The implications are now hitting everyone as the sugar crisis in the country has taken a turn for the worst. The sugar mills have sold 95 per cent of their stocks but prices of the commodity continue to spiral every day. Sugar prices in the last month increased by around Rs10-14. The product was available for Rs69-72 per kg on August 1, but is currently being sold for Rs80-86 per kg. Express Tribune has reported that the industry stakeholders believe the rates would further rise in coming weeks, as sugar stocks are very low while imported sugar has not reached on time. The delay in the arrival of sugar would cause a gap between demand and supply, they said, adding that other reasons had also contributed to the sugar crisis and the sharp price increase.
Pakistan Sugar Mills Association (PSMA) chairman Iskander M Khan, said that the cabinet had decided to ban the export of raw sugar and stop smuggling of gur to Afghanistan, but the decision was not taken seriously. He said that raw sugar was smuggled to Afghanistan, where prices are very high. “The country lost at least 100,000 tons of sugar due to smuggling,” he explained.
“We have even consumed re-melting stock and now only 300,000 tons of sugar is left,” he said, adding it is the lowest-ever level of sugar stock at mills. Khan said re-melting stocks are used to recycle and make new sugar and normally 40,000-50,000 tons of sugar remain in mills. “This year, we have neither re-melting nor any carryover stocks,” he lamented. He said the millers should not be blamed for the sugar shortage, as stocks are already close to depletion.

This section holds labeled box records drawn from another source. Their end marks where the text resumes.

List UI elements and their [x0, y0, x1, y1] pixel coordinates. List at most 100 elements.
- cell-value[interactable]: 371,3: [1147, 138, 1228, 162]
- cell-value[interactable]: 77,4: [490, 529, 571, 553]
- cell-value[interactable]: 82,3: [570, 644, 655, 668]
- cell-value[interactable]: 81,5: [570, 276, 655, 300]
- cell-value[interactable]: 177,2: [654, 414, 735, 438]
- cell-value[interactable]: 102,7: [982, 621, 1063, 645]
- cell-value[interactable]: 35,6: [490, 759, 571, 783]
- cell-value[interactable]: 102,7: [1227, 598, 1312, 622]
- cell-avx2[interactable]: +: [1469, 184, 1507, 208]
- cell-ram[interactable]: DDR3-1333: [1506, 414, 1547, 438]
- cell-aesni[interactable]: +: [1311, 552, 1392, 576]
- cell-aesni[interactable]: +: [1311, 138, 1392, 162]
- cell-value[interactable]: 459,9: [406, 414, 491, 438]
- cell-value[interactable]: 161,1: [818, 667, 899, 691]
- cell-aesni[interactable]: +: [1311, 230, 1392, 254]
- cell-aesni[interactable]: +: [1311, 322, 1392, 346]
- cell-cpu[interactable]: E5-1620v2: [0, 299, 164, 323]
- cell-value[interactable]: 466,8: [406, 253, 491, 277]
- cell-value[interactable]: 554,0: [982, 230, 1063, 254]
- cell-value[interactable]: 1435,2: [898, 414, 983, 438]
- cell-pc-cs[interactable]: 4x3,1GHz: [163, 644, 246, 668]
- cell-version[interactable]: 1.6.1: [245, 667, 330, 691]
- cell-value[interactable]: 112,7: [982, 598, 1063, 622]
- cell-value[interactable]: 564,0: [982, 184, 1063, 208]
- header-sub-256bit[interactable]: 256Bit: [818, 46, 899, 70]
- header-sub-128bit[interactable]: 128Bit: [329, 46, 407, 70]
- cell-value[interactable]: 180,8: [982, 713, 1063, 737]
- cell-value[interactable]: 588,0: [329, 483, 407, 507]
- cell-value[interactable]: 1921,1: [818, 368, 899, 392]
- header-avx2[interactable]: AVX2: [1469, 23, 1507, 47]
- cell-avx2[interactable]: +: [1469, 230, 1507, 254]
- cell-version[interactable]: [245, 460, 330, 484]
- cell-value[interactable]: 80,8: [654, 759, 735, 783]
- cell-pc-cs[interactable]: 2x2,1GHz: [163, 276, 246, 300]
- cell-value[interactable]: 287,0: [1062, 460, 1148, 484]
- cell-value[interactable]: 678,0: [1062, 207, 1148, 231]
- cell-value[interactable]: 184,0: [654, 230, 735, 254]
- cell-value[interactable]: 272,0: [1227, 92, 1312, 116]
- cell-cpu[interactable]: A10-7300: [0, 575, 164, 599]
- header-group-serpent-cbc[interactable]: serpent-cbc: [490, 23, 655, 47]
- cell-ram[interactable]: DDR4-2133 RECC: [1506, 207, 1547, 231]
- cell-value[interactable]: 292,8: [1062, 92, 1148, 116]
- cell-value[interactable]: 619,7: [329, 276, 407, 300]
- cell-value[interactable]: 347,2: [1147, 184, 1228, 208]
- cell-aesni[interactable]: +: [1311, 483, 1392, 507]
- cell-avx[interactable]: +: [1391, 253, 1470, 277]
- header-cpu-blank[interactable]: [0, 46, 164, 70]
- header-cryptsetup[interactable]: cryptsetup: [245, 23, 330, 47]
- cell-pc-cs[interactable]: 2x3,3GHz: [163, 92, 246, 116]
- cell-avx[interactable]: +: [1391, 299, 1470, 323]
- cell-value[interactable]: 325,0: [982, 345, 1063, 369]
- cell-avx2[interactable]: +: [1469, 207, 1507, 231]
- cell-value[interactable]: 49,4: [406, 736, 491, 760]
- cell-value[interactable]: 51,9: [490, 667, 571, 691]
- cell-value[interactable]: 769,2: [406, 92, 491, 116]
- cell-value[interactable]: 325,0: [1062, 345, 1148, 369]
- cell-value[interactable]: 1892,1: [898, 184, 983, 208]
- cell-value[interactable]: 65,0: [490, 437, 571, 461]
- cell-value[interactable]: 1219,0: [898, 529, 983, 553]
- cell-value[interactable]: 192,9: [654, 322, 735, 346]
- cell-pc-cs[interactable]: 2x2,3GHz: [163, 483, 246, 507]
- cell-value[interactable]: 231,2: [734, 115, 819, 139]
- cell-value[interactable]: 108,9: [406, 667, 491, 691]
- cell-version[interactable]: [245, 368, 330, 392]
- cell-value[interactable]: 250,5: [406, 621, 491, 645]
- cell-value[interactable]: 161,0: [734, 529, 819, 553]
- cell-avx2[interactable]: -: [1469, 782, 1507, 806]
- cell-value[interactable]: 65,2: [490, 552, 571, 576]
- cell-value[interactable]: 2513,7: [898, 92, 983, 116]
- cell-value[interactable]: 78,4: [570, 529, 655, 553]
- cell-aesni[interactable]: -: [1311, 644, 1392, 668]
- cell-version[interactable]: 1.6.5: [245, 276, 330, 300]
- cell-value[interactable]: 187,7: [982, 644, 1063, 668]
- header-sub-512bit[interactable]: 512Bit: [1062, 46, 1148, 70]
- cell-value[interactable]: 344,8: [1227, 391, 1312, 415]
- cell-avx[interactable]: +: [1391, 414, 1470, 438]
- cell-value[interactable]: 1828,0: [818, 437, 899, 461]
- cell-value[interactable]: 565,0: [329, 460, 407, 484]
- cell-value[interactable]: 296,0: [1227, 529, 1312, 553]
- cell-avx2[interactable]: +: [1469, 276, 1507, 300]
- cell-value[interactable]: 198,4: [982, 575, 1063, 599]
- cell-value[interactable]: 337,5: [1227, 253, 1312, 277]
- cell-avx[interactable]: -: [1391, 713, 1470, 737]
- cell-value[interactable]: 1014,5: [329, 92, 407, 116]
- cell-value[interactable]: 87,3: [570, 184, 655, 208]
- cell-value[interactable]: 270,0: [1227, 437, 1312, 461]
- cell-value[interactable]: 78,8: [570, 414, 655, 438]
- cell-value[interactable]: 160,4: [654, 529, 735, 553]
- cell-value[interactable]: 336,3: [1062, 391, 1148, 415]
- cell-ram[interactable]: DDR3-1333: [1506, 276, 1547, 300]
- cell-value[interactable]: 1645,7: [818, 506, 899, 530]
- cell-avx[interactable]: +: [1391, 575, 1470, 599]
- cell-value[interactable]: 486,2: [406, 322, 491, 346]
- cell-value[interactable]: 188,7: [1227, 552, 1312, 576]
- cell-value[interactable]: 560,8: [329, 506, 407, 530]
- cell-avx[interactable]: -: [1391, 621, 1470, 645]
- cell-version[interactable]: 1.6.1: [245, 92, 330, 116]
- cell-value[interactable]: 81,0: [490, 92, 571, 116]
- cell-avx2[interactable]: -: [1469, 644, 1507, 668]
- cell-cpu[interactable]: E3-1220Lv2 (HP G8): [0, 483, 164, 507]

“The lethargic attitude of the Trading Corporation of Pakistan (TCP) concerning the shortage of sugar resulted in a delayed decision to import sugar. It caused a shortage in local market and prices started increasing,” he added. On July 29, the Economic Coordination Committee (ECC) had directed the TCP to finish the ongoing sugar import of 575,000 tons by making all possible efforts to open tenders for the remaining 375,000 tons, but the TCP could not import sugar on time. Consequently, the price of sugar increased in the local market.
The price of sugar in the international market is currently hovering at $750 per ton and its landed cost at Karachi airport is around Rs70-72 per kg. If transportation charges to other cities are included, then the price increases to Rs75-77 per kg. The price excludes sales tax and any other federal duties. According to the Federal Board of Revenue, the government has lost around Rs2.5 billion to date due to reduced sales tax on sugar. Sugar Dealers Association Punjab President Rana Muhammad Ayub said imported sugar would arrive by the end of September and would cost around Rs75 per kg. He said after arrival of sugar, prices would stabilize around Rs82-85 per kg.
Sugar production in fiscal year 2009-10 amounted to 3.1 million tons and carryover stocks from 2009 were 500,000 tons. However, this year Pakistan does not have any carryover stocks. Average sugar production in one year has been around 3.7 million tons.